Markets have been unsure how to interpret Donald Trump’s energetic start to his term in office. It is hard to say whether ‘dark Donald’ or ‘Trump-lite’ will prevail.
For his part, Alan McIntosh, chief investment strategist at Quilter Cheviot, is taking a distinctly ‘glass half-full’ approach, believing that Trump will ultimately prove positive for markets, though he is also keeping a little gold just in case.
He says: “We are positive about the world, in marked contrast to 12 months ago. This means we are overweight risk assets. There are better prospects in the US and we are quite positive on the Trump effect. He has bold forecasts for tax cuts and infrastructure spending. The US economy was already in good shape and there will be fiscal stimulus.”
McIntosh admits the US market is not cheap but he believes it is supported by improving numbers: “Once companies have some stability, they can start investing again. The corporation tax cut is also likely to see companies investing domestically rather than sending money abroad. We believe Trump is a businessman and, as such, will have an edge and be able to get things done.”
This is in marked contrast to the UK, where McIntosh believes “grandstanding” may have taken priority over doing deals on Brexit. He is favouring a higher weighting in international equities for sterling-based investors, given there may still be some downside in sterling and the UK economy could stall as Brexit negotiations progress.
The group had been well-prepared for the Brexit vote, though McIntosh admits he did not see it coming: “We didn’t predict a leave vote but we saw it as a potential risk and were already overweight overseas assets, particularly dollar-denominated assets. This helped our portfolios enormously, starting in July. Since then, we have not felt inclined to change that view.”

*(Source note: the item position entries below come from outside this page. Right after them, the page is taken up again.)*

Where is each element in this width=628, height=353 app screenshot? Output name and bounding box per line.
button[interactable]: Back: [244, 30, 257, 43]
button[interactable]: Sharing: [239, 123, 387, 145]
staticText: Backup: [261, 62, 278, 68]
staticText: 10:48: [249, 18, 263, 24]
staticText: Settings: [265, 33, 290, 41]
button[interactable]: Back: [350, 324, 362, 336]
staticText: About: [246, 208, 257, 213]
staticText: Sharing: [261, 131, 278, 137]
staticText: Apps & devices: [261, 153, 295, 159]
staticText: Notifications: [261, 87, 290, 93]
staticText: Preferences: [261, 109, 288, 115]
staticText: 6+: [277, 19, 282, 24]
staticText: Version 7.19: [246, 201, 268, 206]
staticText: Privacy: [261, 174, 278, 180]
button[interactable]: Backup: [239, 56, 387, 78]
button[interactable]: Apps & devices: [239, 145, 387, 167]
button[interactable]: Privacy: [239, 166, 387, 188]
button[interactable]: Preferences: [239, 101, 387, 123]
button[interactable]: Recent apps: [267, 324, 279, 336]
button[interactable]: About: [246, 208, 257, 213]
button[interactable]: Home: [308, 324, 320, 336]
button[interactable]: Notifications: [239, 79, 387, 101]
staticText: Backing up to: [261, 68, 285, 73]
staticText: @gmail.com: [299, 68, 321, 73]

He also remains sanguine on some of the political challenges facing Europe in 2017. “Last year no one had predicted a leave vote or Trump. Everyone has worried about the consequences but these have not been big issues for markets. If Marine Le Pen gets elected in France, it would not be a great outcome but would anyone really be shocked by it? The real risk is something very unexpected – a war, an economic shock – rather than the things we know are unfolding.”
With this in mind, McIntosh is retaining a weighting in gold across the group’s portfolios as a hedge against anything going “horribly wrong”. It also allows him to take a little more risk elsewhere. In the balanced portfolios this gold weighting amounts to around 5%.
Holding gold also helps with diversification. He is aware a straightforward split between bonds and equities no longer provides adequate diversification and that investors need to take a broader view. He is not keen on either commercial property or some of the alternatives area, believing hedge funds have in many cases not delivered as expected.
“The risk/return profile for hedge funds has not been good. With all things, we want to find the right instrument to get the outcome our clients need. Last year was pretty good for equities. Hedge funds have been quite directional and they should have done a lot better. They have been wrong-footed by Brexit and Trump. Also, the really good hedge funds are closed.”
As a supporter of the deflation trade, McIntosh is also pro-cyclical in many of his equity holdings. He says: “US growth is also good for the rest of the world. The reflation trade has seen investors moving out of defensive areas into more growth sensitive areas. This is a bit of a consensus view but we believe it has further to go.
“If you step back from what is happening on Capitol Hill, the global economy is a lot better than it was a year ago. We believe that it will take a lot to derail the global economy. We are seeing positive earnings and forecasts are improving.”
As a result, McIntosh has taken positions in financials and resources. He saw commodities had dropped too far in mid-2016 and there was a chance Opec would act to get the price higher. Central banks started to realise negative interest rates had gone too far and it was clear that policy would start to reverse, which was good for financials.